The null hypothesis is one that denies the relationship between two or more variables based on a sample parameter. Your statement is negative, which means that it includes a “no.” It is represented by the symbol H0. The null hypothesis is not accepted, but is either rejected or not rejected.

The formulation of the null hypothesis is normally accompanied by the formulation of an alternative hypothesis that seeks to prove it false.

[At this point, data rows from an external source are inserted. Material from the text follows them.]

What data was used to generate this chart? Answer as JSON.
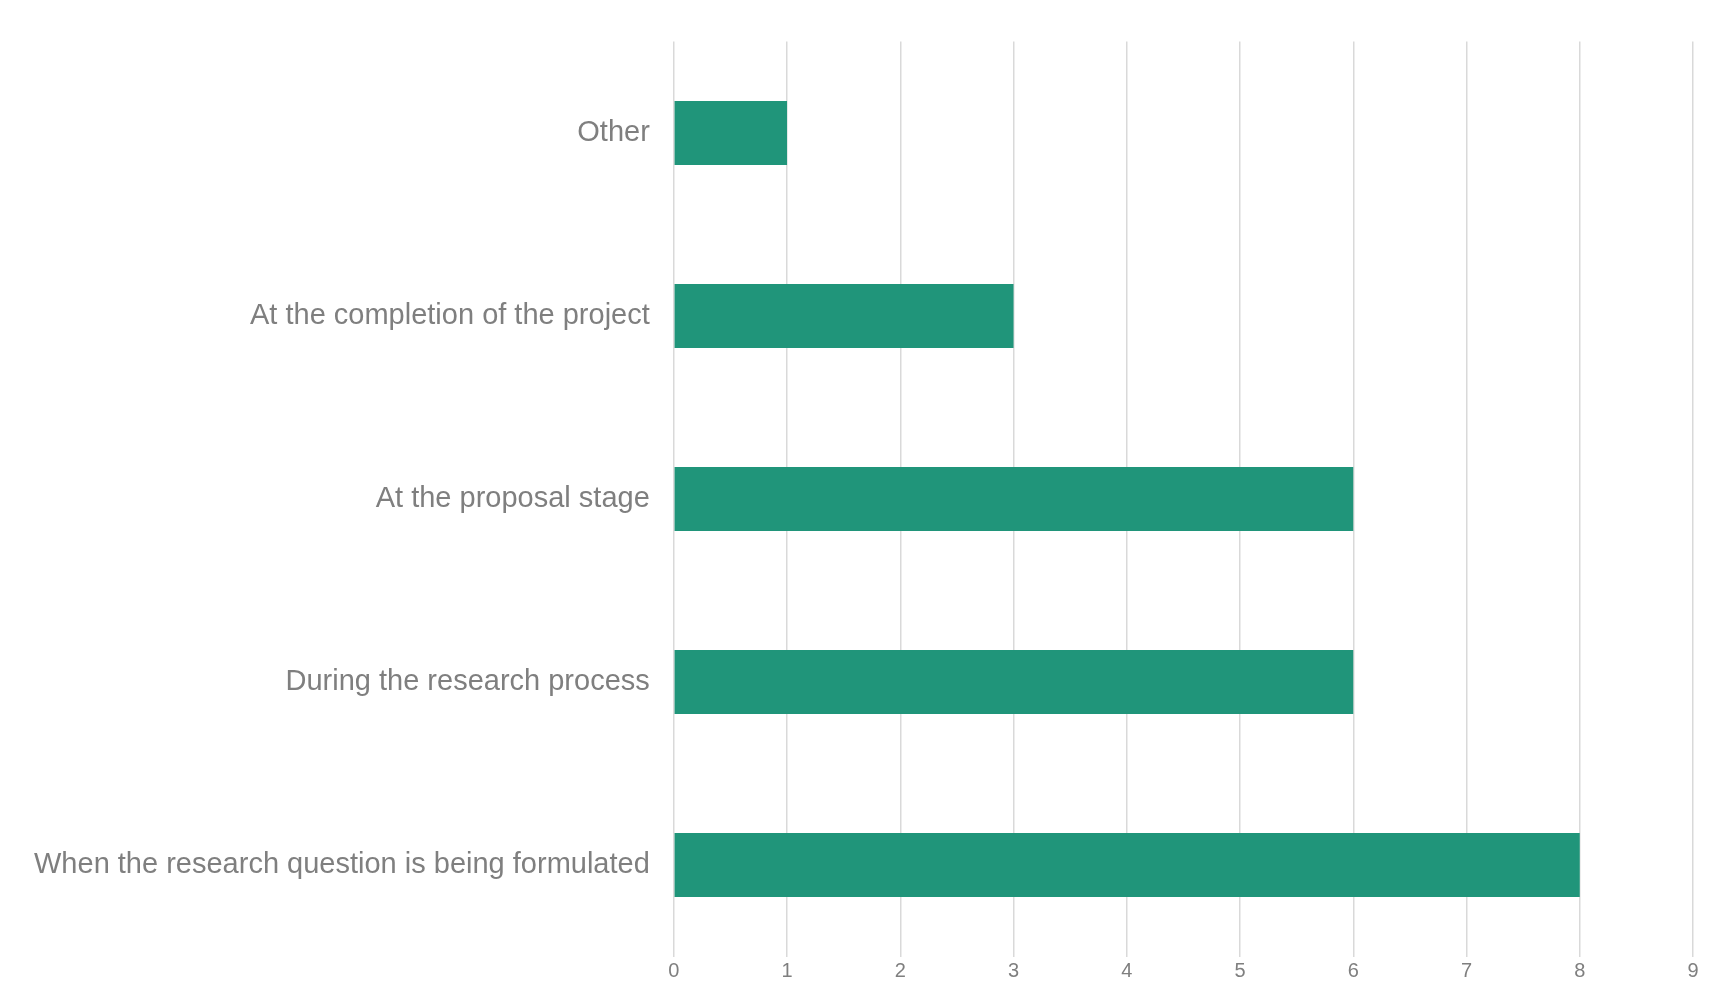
{
  "chart_data": {
    "type": "bar",
    "orientation": "horizontal",
    "categories": [
      "Other",
      "At the completion of the project",
      "At the proposal stage",
      "During the research process",
      "When the research question is being formulated"
    ],
    "values": [
      1,
      3,
      6,
      6,
      8
    ],
    "color": "#20957a",
    "xlim": [
      0,
      9
    ],
    "xticks": [
      0,
      1,
      2,
      3,
      4,
      5,
      6,
      7,
      8,
      9
    ],
    "grid": "x",
    "legend": false
  }
}
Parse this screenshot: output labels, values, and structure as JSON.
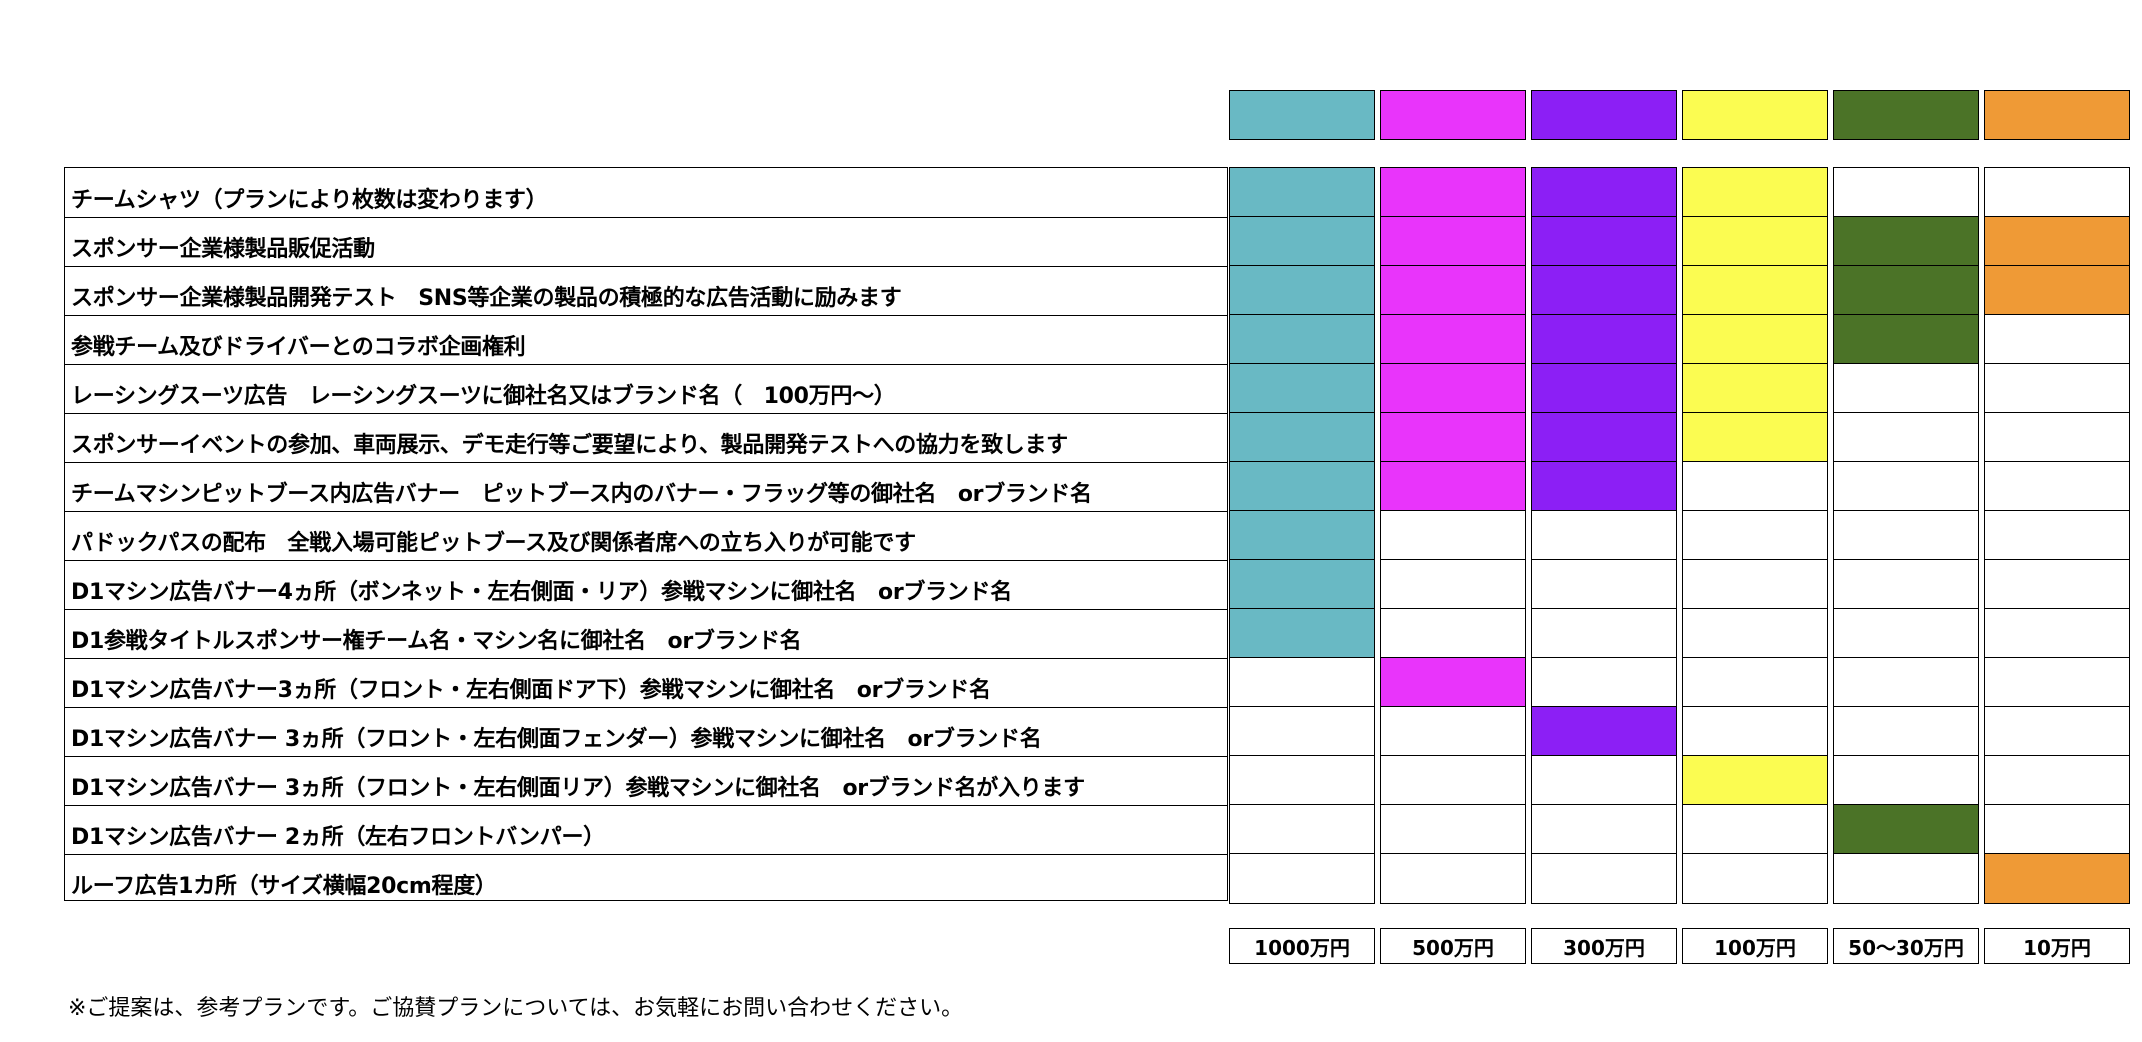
{
  "plans": [
    {
      "id": "plan-1",
      "color": "#69b9c4",
      "price": "1000万円"
    },
    {
      "id": "plan-2",
      "color": "#e934fb",
      "price": "500万円"
    },
    {
      "id": "plan-3",
      "color": "#8c1ff5",
      "price": "300万円"
    },
    {
      "id": "plan-4",
      "color": "#fbfc51",
      "price": "100万円"
    },
    {
      "id": "plan-5",
      "color": "#4b7327",
      "price": "50～30万円"
    },
    {
      "id": "plan-6",
      "color": "#ef9a36",
      "price": "10万円"
    }
  ],
  "rows": [
    {
      "label": "チームシャツ（プランにより枚数は変わります）",
      "included": [
        true,
        true,
        true,
        true,
        false,
        false
      ]
    },
    {
      "label": "スポンサー企業様製品販促活動",
      "included": [
        true,
        true,
        true,
        true,
        true,
        true
      ]
    },
    {
      "label": "スポンサー企業様製品開発テスト　SNS等企業の製品の積極的な広告活動に励みます",
      "included": [
        true,
        true,
        true,
        true,
        true,
        true
      ]
    },
    {
      "label": "参戦チーム及びドライバーとのコラボ企画権利",
      "included": [
        true,
        true,
        true,
        true,
        true,
        false
      ]
    },
    {
      "label": "レーシングスーツ広告　レーシングスーツに御社名又はブランド名（　100万円～）",
      "included": [
        true,
        true,
        true,
        true,
        false,
        false
      ]
    },
    {
      "label": "スポンサーイベントの参加、車両展示、デモ走行等ご要望により、製品開発テストへの協力を致します",
      "included": [
        true,
        true,
        true,
        true,
        false,
        false
      ]
    },
    {
      "label": "チームマシンピットブース内広告バナー　ピットブース内のバナー・フラッグ等の御社名　orブランド名",
      "included": [
        true,
        true,
        true,
        false,
        false,
        false
      ]
    },
    {
      "label": "パドックパスの配布　全戦入場可能ピットブース及び関係者席への立ち入りが可能です",
      "included": [
        true,
        false,
        false,
        false,
        false,
        false
      ]
    },
    {
      "label": "D1マシン広告バナー4ヵ所（ボンネット・左右側面・リア）参戦マシンに御社名　orブランド名",
      "included": [
        true,
        false,
        false,
        false,
        false,
        false
      ]
    },
    {
      "label": "D1参戦タイトルスポンサー権チーム名・マシン名に御社名　orブランド名",
      "included": [
        true,
        false,
        false,
        false,
        false,
        false
      ]
    },
    {
      "label": "D1マシン広告バナー3ヵ所（フロント・左右側面ドア下）参戦マシンに御社名　orブランド名",
      "included": [
        false,
        true,
        false,
        false,
        false,
        false
      ]
    },
    {
      "label": "D1マシン広告バナー 3ヵ所（フロント・左右側面フェンダー）参戦マシンに御社名　orブランド名",
      "included": [
        false,
        false,
        true,
        false,
        false,
        false
      ]
    },
    {
      "label": "D1マシン広告バナー 3ヵ所（フロント・左右側面リア）参戦マシンに御社名　orブランド名が入ります",
      "included": [
        false,
        false,
        false,
        true,
        false,
        false
      ]
    },
    {
      "label": "D1マシン広告バナー 2ヵ所（左右フロントバンパー）",
      "included": [
        false,
        false,
        false,
        false,
        true,
        false
      ]
    },
    {
      "label": "ルーフ広告1カ所（サイズ横幅20cm程度）",
      "included": [
        false,
        false,
        false,
        false,
        false,
        true
      ]
    }
  ],
  "note": "※ご提案は、参考プランです。ご協賛プランについては、お気軽にお問い合わせください。"
}
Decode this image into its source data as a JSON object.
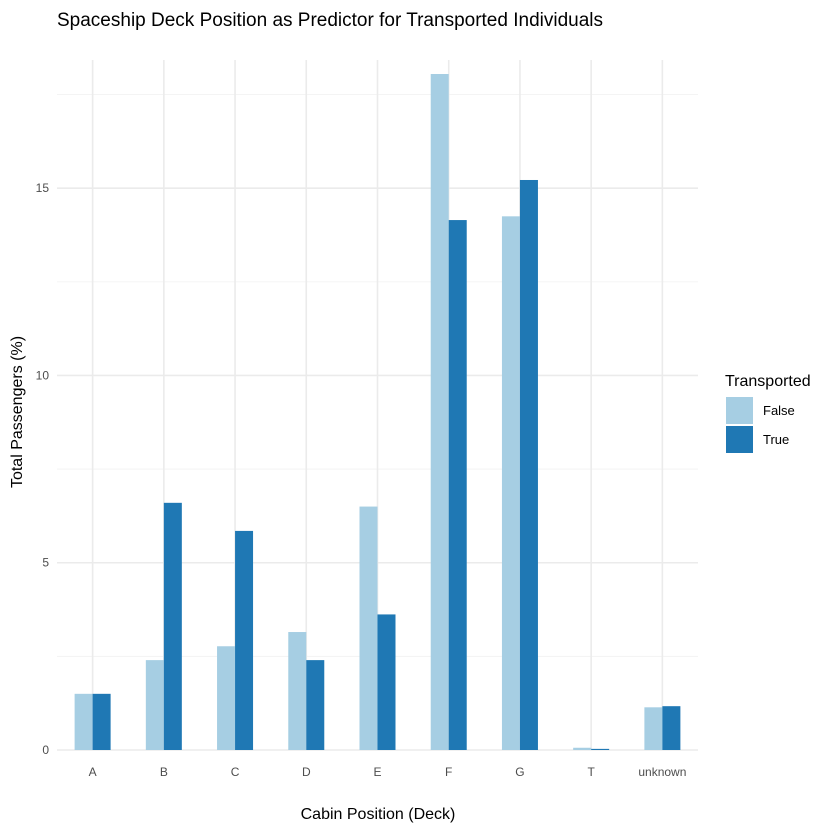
{
  "chart_data": {
    "type": "bar",
    "title": "Spaceship Deck Position as Predictor for Transported Individuals",
    "xlabel": "Cabin Position (Deck)",
    "ylabel": "Total Passengers (%)",
    "categories": [
      "A",
      "B",
      "C",
      "D",
      "E",
      "F",
      "G",
      "T",
      "unknown"
    ],
    "series": [
      {
        "name": "False",
        "color": "#a6cee3",
        "values": [
          1.5,
          2.4,
          2.77,
          3.15,
          6.5,
          18.05,
          14.25,
          0.06,
          1.14
        ]
      },
      {
        "name": "True",
        "color": "#1f78b4",
        "values": [
          1.5,
          6.6,
          5.85,
          2.4,
          3.62,
          14.15,
          15.22,
          0.03,
          1.17
        ]
      }
    ],
    "ylim": [
      0,
      18.05
    ],
    "yticks": [
      0,
      5,
      10,
      15
    ],
    "yticks_labels": [
      "0",
      "5",
      "10",
      "15"
    ],
    "grid": true,
    "legend": {
      "title": "Transported",
      "position": "right"
    }
  }
}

For example«The muscle mass index is not associated with the sex of people».

Alternative hypothesis

Every null hypothesis generates an alternative hypothesis, that is, an alternative answer to the null hypothesis that purports to prove it false. It is represented by the symbol H1. This type of hypothesis is accepted or not accepted.

For example,

  • H0: «The muscle mass index is not associated with the sex of people»
  • H1: «The muscle mass index differs between men and women».

Statistical hypothesis

Statistical hypotheses are those that translate the hypotheses into statistical symbols. Seek to assert or define the parameters of one or more populations. Therefore, they are formulated whenever it is expected to collect data in numbers, percentages or averages.

You may be interested:  Meaning of Glucose

They are subdivided into:

  • estimation hypothesis, which deal with single-variable descriptive hypotheses. This is analyzed in a context. The researcher formulates a statistical estimate of the result.
  • statistical hypothesis of correlationwhich deal with correlation hypotheses, which are those that study the relationship between two or more variables.
  • statistical hypotheses of differences in means, dealing with group difference. Compare numerical estimates between two or more groups under analysis.